Some adapters accept additional parameters. See individual adapter docs for details (e.g., terminate_on_deny for Semantic Kernel).
Common Features
Lifecycle Callbacks
React to allow/block decisions in real time with callbacks on the guard:
guard = Edictum.from_yaml(
"rules.yaml",
on_block=lambda env, reason, cid: print(f"DENIED {env.tool_name}: {reason}"),
on_allow=lambda env: metrics.increment("allowed", tool=env.tool_name),
)These fire in all 8 adapters. See Lifecycle Callbacks for use cases and full API reference.
Observe Mode
Every adapter supports observe mode. When the guard is created with
mode="observe", blocks are logged as CALL_WOULD_DENY audit events but the
tool call is allowed to proceed:
guard = Edictum.from_yaml("rules.yaml", mode="observe")
adapter = SomeAdapter(guard=guard)This lets you deploy rulesets in production to validate enforcement behavior
before switching to mode="enforce".
Audit Sinks
Route audit events to a file with automatic redaction:
from edictum.audit import FileAuditSink, RedactionPolicy
redaction = RedactionPolicy()
sink = FileAuditSink("audit.jsonl", redaction=redaction)
guard = Edictum.from_yaml(
"rules.yaml",
audit_sink=sink,
redaction=redaction,
)Principal Context
Attach identity information to every audit event:
from edictum import Principal
principal = Principal(
user_id="alice",
role="sre",
ticket_ref="JIRA-1234",
claims={"department": "platform"},
)
adapter = SomeAdapter(guard=guard, principal=principal)Choosing an Adapter
Pick the adapter that matches your agent framework:
- Claude Agent SDK -- Building with Anthropic's agent SDK. Hook-based
enforcement via
pre_tool_use/post_tool_use. - LangChain -- Using LangChain agents with
ToolNode. Wrap tool calls viaas_tool_wrapper(). - CrewAI -- Using CrewAI crews. Global before/after hooks applied to every tool call across all agents in the crew.
- Agno -- Using the Agno framework. A
tool_hookscompatible function that wraps tool execution. - Google ADK -- Using Google's ADK runtime. Supports runner plugin wiring and per-agent callback wiring.
- Semantic Kernel -- Using Microsoft Semantic Kernel. Registers an auto-function-invocation filter on the kernel.
- OpenAI Agents SDK -- Using the OpenAI Agents SDK. Per-tool guardrails via
tool_input_guardrails/tool_output_guardrails. - Nanobot -- Using the nanobot multi-channel agent framework. Drop-in
GovernedToolRegistrythat wraps everyexecute()call.
Not sure which adapter? If your framework is in the table above, use that adapter. If it is not listed, use Edictum.run() directly — you get the same pipeline without any adapter. All adapters share the same constructor signature and enforcement semantics.

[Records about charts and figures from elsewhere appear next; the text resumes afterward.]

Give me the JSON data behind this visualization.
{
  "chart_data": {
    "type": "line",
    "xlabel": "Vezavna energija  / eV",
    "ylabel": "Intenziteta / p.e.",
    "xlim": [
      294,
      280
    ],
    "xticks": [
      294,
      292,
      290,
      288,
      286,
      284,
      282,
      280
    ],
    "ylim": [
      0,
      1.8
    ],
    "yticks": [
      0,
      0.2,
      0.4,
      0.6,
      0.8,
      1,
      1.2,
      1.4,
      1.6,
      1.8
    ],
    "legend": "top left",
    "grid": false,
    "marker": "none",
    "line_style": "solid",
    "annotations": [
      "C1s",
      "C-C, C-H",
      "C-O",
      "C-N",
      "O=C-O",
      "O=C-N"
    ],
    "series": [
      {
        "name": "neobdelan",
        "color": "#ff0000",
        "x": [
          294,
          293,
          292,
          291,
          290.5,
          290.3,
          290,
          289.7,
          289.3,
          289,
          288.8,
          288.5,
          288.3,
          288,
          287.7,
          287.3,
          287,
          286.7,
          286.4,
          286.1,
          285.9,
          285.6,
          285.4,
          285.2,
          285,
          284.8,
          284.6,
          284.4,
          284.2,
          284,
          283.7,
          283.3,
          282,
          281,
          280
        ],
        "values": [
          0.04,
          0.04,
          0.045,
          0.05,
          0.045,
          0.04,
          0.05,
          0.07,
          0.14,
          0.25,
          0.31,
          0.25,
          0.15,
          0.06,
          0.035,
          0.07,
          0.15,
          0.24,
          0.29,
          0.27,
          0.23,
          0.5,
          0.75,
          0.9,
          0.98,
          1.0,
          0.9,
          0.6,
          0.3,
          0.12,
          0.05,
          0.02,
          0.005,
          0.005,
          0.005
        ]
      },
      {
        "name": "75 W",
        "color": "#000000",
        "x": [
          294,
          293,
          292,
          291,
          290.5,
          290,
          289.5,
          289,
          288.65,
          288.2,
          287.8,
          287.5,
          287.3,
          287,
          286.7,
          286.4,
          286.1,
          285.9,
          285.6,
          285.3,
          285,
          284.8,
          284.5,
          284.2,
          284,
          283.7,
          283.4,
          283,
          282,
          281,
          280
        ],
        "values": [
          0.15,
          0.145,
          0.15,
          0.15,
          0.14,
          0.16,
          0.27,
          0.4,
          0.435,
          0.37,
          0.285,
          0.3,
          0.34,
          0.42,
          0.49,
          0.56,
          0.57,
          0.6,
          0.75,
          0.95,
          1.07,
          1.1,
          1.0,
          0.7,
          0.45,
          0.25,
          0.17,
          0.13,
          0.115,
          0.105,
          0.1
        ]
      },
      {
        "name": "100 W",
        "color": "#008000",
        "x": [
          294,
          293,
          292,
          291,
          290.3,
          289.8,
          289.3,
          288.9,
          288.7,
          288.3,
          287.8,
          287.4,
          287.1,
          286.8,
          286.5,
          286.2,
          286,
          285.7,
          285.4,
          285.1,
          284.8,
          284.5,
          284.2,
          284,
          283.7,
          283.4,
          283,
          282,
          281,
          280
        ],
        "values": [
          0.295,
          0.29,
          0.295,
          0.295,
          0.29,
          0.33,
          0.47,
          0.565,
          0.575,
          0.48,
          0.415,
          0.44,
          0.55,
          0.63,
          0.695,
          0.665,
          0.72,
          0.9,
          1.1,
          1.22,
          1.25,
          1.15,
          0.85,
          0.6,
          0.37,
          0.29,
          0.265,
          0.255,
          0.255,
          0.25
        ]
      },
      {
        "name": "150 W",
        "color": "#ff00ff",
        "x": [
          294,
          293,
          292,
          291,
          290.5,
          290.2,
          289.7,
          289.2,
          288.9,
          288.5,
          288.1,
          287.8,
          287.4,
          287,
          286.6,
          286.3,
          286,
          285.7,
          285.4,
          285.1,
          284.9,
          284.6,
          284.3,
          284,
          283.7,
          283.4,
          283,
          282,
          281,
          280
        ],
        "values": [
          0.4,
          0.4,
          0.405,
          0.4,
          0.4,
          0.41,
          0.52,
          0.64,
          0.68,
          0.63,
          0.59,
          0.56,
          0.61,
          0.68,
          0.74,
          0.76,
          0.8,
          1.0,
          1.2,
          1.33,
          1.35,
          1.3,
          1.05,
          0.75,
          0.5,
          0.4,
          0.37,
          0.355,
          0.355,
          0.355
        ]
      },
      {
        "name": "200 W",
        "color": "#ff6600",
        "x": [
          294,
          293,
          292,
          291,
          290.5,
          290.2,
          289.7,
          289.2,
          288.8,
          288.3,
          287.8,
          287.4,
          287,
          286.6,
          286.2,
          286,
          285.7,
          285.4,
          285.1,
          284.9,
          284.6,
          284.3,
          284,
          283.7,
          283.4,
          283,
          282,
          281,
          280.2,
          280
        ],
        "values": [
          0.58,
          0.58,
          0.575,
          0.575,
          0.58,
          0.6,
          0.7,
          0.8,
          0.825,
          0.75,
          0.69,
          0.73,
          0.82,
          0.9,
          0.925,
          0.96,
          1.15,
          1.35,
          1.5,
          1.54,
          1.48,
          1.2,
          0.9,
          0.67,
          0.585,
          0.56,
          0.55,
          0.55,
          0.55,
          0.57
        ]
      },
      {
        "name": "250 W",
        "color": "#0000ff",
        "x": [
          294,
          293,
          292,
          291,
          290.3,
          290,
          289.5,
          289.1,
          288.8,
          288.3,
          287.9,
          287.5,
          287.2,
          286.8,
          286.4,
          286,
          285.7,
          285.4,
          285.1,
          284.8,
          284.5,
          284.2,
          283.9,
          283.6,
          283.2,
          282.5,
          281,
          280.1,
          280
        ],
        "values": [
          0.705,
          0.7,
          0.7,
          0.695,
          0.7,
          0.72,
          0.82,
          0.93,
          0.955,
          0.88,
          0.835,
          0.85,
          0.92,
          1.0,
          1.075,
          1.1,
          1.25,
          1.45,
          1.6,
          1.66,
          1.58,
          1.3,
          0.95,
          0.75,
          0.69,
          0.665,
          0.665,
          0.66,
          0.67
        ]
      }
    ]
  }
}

If your framework is not listed, use Edictum.run() directly -- it provides
the same pipeline without any adapter:
result = await guard.run(
tool_name="read_file",
args={"path": "/etc/passwd"},
tool_callable=my_read_file_fn,
)Performance
All adapters converge to the same overhead -- the adapter layer adds zero measurable cost on top of the core pipeline. Benchmarks from edictum-demo (v0.16.0, Apple M-series):
| Adapter | Median Overhead | p99 |
|---|---|---|
| guard.run() (core) | 43.4 us | ~126 us |
| Claude Agent SDK | 42.8 us | ~107 us |
| LangChain | 42.7 us | ~117 us |
| OpenAI Agents | 42.5 us | ~132 us |
| Agno | 42.2 us | ~77 us |
| Semantic Kernel | 41.8 us | ~129 us |
| CrewAI | 41.6 us | ~119 us |
| Google ADK | 41.1 us | ~105 us |
At ~43 us vs 300-2000 ms LLM round-trips, enforcement adds 0.009% of total latency. The overhead is dominated by YAML rule evaluation, not by adapter translation.
Installation Extras
Each adapter has an optional dependency group:
pip install edictum[langchain] # LangChain adapter
pip install edictum[crewai] # CrewAI adapter
pip install edictum[agno] # Agno adapter
pip install edictum[semantic-kernel] # Semantic Kernel adapter
pip install edictum[openai-agents] # OpenAI Agents SDK adapter
pip install edictum[yaml] # YAML rule engine (no framework deps)
pip install edictum[all] # EverythingGoogle ADK requires google-adk (pip install edictum google-adk).
The Claude Agent SDK and Nanobot adapters have no extra dependencies beyond edictum[yaml].